“In questa vostra comunità vige una peculiare forma di società dove non c’è spazio per l’isolamento, ma la collaborazione tra diverse famiglie”, dice Francesco in visita alla comunità ispirata a don Zeno. E agli abitanti affida due bambini
Nomadelfia (Grosseto) – “La legge della fraternità, che caratterizza la vostra vita, è stato il sogno e l’obiettivo di tutta l’esistenza di don Zeno, che desiderava una comunità di vita ispirata al modello delineato negli Atti degli Apostoli“. Con queste parole Papa Francesco ha reso omaggio all’ideale di don Zeno Saltini, incarnato nella Maremma Toscana dalla Comunità di Nomadelfia, che ospita circa 300 persone che vivono in completa autossuffcienza e che applica la legge della fraternità come in una sorta di territorio indipendente. “Vi esorto a continuare questo stile di vita, confidando nella forza del Vangelo e dello Spirito Santo, mediante la vostra limpida testimonianza cristiana“.

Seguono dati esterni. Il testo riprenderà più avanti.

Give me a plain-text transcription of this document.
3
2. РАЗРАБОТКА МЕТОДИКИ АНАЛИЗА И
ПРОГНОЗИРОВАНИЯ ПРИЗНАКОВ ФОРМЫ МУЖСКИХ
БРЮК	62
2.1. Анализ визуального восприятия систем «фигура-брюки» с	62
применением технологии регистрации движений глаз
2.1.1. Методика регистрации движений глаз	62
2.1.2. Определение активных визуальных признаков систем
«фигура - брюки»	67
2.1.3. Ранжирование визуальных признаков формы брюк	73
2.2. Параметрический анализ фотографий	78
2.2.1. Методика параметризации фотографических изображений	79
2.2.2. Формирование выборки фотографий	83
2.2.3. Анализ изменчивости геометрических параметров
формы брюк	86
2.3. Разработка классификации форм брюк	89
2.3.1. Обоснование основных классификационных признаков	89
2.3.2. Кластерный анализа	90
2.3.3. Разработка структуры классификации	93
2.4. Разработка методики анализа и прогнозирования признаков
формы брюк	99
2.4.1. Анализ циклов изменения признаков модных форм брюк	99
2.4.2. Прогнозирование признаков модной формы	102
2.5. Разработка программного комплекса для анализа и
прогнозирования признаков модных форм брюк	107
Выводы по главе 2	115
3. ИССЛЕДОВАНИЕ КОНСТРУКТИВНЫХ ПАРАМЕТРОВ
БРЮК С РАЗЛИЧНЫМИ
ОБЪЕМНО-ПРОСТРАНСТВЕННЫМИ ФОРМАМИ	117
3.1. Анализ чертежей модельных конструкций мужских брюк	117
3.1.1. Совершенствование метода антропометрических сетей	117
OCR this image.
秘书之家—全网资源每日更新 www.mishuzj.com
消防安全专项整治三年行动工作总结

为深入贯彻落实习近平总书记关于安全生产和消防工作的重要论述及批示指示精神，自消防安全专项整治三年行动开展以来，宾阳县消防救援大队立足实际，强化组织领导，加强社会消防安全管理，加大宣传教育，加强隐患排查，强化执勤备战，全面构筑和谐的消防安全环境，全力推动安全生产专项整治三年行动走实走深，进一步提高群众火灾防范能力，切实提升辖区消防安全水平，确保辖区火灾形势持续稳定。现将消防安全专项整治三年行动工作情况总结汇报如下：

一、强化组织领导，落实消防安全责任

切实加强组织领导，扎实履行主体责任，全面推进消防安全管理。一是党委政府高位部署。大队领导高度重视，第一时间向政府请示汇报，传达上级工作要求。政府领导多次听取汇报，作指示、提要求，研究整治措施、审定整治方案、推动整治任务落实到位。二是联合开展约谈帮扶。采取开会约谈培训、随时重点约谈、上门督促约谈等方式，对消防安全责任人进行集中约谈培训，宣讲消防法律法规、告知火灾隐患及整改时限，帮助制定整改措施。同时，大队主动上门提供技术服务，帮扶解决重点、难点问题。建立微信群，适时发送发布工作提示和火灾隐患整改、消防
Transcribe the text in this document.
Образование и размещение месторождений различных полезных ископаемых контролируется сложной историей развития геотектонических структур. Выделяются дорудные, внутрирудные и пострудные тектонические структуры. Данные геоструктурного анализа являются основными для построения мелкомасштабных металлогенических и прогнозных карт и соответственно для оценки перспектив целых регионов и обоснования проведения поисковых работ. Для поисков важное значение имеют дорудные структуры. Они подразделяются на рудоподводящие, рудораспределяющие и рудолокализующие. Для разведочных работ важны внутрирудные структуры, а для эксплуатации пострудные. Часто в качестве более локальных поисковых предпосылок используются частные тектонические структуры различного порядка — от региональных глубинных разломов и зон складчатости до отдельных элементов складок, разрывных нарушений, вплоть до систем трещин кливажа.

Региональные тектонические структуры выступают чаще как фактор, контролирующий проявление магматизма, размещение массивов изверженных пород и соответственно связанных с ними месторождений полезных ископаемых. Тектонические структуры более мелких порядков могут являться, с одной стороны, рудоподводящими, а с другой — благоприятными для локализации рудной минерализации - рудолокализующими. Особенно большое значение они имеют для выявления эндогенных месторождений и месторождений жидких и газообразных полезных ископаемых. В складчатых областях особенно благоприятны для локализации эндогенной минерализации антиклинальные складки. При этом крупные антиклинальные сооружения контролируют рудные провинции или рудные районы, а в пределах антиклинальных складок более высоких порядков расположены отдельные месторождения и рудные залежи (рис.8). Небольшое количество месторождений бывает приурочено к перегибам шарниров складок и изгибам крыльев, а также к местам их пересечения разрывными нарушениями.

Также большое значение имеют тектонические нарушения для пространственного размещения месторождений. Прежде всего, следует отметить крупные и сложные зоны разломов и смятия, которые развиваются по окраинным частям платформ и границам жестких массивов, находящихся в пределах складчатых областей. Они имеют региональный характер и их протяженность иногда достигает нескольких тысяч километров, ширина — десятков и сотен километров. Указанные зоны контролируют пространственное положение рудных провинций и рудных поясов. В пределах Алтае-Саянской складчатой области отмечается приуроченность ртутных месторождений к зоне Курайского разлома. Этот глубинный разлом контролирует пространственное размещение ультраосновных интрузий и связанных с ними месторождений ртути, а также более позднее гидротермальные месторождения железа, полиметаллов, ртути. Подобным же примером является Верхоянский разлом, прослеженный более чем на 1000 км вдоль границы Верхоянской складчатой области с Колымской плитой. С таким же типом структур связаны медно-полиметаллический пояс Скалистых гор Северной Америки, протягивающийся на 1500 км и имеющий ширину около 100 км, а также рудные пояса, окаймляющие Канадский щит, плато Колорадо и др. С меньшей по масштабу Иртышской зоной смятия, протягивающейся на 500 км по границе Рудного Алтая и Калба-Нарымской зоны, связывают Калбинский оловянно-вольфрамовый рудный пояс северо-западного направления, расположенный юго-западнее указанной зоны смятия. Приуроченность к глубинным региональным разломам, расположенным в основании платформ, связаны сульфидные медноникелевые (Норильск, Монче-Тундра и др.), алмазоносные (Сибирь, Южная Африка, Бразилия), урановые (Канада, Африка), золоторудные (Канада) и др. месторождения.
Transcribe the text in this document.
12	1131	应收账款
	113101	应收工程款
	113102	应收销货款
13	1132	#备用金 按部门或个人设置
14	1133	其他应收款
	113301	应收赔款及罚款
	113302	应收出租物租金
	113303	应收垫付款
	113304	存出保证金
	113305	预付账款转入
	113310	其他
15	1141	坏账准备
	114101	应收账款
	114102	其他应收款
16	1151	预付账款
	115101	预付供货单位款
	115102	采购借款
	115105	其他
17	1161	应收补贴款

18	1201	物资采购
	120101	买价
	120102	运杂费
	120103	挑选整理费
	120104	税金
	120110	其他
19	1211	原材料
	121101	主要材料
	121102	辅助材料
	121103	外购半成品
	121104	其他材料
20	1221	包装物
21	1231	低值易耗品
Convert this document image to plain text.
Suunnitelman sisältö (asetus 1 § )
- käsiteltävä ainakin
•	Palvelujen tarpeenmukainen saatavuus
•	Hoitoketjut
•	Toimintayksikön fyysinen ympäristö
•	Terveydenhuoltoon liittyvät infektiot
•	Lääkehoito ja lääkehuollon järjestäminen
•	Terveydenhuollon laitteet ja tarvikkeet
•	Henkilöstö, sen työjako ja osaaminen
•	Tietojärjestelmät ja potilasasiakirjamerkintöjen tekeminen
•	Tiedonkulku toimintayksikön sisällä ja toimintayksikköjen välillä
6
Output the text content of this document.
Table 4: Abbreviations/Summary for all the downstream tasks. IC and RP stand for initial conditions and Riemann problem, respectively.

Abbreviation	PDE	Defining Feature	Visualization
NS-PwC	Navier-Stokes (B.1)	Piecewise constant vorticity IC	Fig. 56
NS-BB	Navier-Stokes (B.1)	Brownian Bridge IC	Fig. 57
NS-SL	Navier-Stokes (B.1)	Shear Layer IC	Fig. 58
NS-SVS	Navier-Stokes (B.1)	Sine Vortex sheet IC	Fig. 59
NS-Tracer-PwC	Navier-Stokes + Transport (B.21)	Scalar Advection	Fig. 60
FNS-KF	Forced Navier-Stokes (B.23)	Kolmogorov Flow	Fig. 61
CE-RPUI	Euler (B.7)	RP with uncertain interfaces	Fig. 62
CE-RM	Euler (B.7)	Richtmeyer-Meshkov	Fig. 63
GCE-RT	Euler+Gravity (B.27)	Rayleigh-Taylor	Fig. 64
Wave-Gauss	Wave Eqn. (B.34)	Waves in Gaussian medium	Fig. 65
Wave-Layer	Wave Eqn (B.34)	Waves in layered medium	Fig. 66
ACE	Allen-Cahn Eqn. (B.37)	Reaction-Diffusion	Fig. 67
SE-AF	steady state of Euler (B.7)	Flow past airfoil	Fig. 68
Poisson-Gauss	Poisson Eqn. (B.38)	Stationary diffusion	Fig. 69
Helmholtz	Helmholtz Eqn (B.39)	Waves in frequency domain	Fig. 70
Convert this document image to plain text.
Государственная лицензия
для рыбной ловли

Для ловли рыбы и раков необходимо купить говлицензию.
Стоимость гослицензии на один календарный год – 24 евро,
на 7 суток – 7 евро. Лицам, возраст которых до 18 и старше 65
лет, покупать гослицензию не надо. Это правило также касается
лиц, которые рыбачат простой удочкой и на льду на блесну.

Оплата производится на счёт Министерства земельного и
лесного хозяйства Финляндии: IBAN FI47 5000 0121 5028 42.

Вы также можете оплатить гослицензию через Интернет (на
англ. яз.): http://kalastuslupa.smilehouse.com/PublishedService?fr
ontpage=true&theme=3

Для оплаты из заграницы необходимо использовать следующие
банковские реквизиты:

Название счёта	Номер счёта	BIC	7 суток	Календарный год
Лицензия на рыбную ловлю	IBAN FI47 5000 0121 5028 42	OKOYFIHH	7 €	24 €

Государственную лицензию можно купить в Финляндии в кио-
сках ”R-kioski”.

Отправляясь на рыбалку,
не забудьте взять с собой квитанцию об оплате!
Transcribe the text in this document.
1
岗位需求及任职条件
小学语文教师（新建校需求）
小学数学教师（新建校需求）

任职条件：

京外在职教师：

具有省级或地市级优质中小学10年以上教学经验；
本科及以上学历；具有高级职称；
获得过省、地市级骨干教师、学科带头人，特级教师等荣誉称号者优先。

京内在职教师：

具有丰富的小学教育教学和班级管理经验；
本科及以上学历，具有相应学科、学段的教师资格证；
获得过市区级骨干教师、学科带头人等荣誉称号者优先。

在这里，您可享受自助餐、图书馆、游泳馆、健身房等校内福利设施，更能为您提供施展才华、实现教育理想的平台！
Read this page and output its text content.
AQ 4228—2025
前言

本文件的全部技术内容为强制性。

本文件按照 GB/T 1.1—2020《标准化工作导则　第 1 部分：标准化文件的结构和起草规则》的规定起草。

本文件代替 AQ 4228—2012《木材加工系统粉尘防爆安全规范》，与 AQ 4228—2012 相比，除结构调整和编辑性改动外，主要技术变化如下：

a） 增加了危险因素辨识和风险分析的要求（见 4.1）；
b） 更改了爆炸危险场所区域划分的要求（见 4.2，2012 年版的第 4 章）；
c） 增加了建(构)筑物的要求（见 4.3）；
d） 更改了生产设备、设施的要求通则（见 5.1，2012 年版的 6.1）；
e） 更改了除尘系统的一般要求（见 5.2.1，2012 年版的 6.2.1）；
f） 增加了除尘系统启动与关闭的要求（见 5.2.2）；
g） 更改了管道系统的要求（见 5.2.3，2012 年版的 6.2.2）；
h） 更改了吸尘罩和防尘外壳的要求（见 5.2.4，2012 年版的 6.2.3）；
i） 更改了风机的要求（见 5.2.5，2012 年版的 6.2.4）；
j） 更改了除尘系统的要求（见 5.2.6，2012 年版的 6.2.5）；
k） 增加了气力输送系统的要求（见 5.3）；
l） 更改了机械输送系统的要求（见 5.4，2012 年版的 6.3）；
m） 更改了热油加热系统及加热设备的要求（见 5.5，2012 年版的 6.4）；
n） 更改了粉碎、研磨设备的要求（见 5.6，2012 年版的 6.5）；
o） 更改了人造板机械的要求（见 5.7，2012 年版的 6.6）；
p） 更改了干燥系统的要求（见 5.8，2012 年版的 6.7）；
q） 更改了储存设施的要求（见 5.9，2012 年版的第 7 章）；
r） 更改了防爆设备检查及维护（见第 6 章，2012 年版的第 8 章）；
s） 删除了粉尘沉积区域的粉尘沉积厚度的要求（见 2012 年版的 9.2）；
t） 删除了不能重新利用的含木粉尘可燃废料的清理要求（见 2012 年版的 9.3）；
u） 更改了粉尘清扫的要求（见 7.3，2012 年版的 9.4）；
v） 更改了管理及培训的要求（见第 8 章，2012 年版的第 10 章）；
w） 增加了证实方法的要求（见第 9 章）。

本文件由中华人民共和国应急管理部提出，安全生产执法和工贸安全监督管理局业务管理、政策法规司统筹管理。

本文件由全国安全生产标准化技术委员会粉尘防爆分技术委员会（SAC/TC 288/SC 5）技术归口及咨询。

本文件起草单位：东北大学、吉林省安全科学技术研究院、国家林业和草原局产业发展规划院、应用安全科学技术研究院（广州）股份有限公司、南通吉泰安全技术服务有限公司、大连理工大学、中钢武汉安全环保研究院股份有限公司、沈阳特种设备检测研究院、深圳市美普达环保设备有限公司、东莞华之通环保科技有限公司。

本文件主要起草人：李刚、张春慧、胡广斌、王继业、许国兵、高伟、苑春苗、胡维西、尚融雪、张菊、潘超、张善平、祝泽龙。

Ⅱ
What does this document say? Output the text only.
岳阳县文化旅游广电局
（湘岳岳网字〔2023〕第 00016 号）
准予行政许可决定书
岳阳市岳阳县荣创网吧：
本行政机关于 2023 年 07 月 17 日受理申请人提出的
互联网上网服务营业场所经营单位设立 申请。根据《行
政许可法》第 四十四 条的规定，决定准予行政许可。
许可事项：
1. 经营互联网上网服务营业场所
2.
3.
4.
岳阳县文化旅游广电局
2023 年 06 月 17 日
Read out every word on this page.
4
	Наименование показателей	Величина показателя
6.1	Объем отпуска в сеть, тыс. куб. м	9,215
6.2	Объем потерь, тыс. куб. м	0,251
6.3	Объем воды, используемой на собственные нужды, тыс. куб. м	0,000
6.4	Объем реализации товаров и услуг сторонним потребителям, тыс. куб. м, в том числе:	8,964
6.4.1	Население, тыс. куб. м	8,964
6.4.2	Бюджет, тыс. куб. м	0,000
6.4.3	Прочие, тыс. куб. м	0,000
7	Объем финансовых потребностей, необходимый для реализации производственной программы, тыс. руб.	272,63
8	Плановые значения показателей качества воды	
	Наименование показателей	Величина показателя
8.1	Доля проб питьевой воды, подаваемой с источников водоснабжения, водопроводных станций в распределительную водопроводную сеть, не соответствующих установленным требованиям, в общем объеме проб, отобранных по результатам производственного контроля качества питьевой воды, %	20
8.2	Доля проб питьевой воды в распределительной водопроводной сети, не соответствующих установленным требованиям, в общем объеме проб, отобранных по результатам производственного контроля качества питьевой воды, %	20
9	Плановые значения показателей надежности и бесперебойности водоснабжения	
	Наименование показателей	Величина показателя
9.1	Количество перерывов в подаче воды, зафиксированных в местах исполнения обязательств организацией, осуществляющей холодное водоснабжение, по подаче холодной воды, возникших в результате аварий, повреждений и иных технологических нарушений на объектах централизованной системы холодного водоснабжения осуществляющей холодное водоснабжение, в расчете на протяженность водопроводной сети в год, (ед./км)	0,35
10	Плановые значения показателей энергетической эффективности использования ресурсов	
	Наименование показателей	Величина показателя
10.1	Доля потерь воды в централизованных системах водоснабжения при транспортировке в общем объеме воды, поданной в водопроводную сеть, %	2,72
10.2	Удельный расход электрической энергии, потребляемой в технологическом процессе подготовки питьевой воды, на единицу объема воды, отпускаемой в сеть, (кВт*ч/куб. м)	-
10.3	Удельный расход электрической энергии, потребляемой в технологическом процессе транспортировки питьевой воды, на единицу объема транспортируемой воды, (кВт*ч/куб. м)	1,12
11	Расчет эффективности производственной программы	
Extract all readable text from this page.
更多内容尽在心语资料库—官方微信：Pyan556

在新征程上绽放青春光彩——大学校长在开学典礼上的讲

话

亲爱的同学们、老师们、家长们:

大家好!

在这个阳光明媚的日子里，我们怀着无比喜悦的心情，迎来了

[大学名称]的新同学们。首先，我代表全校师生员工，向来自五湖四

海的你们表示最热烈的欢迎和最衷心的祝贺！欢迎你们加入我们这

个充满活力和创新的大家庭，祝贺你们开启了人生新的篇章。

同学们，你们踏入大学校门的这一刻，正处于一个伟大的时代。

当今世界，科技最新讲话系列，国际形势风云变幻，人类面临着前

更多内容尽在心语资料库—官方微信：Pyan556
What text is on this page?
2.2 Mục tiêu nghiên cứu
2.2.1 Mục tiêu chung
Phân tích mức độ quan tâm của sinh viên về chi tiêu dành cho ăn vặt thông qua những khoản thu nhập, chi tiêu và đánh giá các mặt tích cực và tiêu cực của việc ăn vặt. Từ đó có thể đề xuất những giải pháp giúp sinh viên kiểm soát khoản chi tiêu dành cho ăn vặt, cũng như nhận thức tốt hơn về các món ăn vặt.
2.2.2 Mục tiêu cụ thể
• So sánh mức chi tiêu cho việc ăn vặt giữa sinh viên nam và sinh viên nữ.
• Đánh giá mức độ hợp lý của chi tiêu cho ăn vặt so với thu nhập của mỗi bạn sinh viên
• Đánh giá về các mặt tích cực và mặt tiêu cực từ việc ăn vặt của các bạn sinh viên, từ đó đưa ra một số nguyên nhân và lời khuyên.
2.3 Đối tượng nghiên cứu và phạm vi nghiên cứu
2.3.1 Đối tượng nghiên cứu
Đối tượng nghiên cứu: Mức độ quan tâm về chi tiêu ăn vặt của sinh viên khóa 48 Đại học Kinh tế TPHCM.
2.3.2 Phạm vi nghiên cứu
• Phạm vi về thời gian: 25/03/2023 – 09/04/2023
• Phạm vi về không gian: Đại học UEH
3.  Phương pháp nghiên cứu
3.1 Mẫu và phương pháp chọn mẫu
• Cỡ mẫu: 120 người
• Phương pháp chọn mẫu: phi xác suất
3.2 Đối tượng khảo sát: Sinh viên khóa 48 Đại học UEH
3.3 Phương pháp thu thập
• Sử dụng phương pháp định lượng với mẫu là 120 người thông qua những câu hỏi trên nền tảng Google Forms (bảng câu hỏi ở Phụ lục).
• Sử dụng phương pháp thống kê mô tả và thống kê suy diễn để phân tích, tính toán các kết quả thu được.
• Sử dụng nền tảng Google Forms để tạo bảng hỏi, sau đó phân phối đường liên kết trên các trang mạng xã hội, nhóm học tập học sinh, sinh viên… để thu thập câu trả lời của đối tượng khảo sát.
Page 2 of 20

“Di fronte alle sofferenze di bambini orfani o segnati dal disagio, don Zeno comprese che l’unico linguaggio che essi comprendevano era quello dell’amore. Pertanto, seppe individuare una peculiare forma di società dove non c’è spazio per l’isolamento o la solitudine, ma vige il principio della collaborazione tra diverse famiglie, dove i membri si riconoscono fratelli nella fede”. Così a Nomadelfia “si stabiliscono legami ben più solidi di quelli della parentela”.
Nomadelfia è stata fondata da don Zeno Saltini nel 1947 è una popolazione di volontari cattolici che ha messo a fondamento della sua vita la fraternità evangelica. “Il nostro desiderio è mostrare che è possibile vivere il Vangelo in forma sociale donandosi integralmente agli altri, realizzando così quei principi di giustizia e fraternità che si è scelto di seguire“.
“Pensiamo che questa fraternità sia la strada che il mondo dovrebbe imboccare, non tutti come facciamo noi ma anche in modi completamente diversi, però per vivere una vita migliore per l’uomo“, dice il presidente Francesco Matterazzo. “Ogni gruppo familiare è composto da 4-5 famiglie. Hanno in comune un’abitazione che è la casa dove si vive la vita del giorno, dove si mangia insieme, c’è una lavanderia comune, si fanno dei lavori insieme. E poi attorno a questa casa comune, ci sono le varie casettine che sono la zona notte di ogni singola famiglia. Il gruppo familiare per noi è una soluzione, perché le famiglie fraternizzate possono aiutarsi a vivere la loro missione familiare sia nel sostegno delle fasce più deboli della famiglia, i bambini piccoli e gli anziani. Quando manca qualcuno della famiglia c’è subito qualcun altro che è presente“. All’interno della comunità inoltre tutti lavorano insieme. “Ognuno di noi è disponibile a compiere quello di cui c’è bisogno perché siamo alla fine una grande famiglia, una famiglie di famiglie“, aggiunge.
Un modello che funziona e al quale tendono anche altre comunità nel mondo. “Abbiamo un invito che ci viene dalla Tanzania da un monastero benedettino che ha chiesto se questa esperienza può essere portata anche lì, in una delle zone più povere del Paese”.
Accolto a Nomadelfia da mons. Rodolfo Cetoloni, vescovo di Grosseto, da don Ferdinando Neri, successore di don Zeno, e da Francesco Matterazzo, presidente della Comunità, papa Francesco ha raggiunto in papamobile il cimitero, e all’ingresso, dopo aver ascoltato la registrazione di un brano del testamento di don Zeno, si è raccolto in preghiera sulla sua tomba e vi ha deposto una pietra con il proprio nome, che si aggiunge alle pietre lasciate dagli abitanti di Nomadelfia.
Uscendo, il Pontefice è passato davanti alle tombe dei primi membri della comunità. Quindi si è trasferito al Poggetto, dove ha incontrato il nucleo familiare, ha visitato la casa centrale e la cappellina all’interno della quale ha affidato a due famiglie due figli accolti con la formula in uso nella comunità. Tra le persone incontrate dal Papa, anche Zaira, 90 anni, da 70 “mamma di vocazione” per la comunità di don Zeno.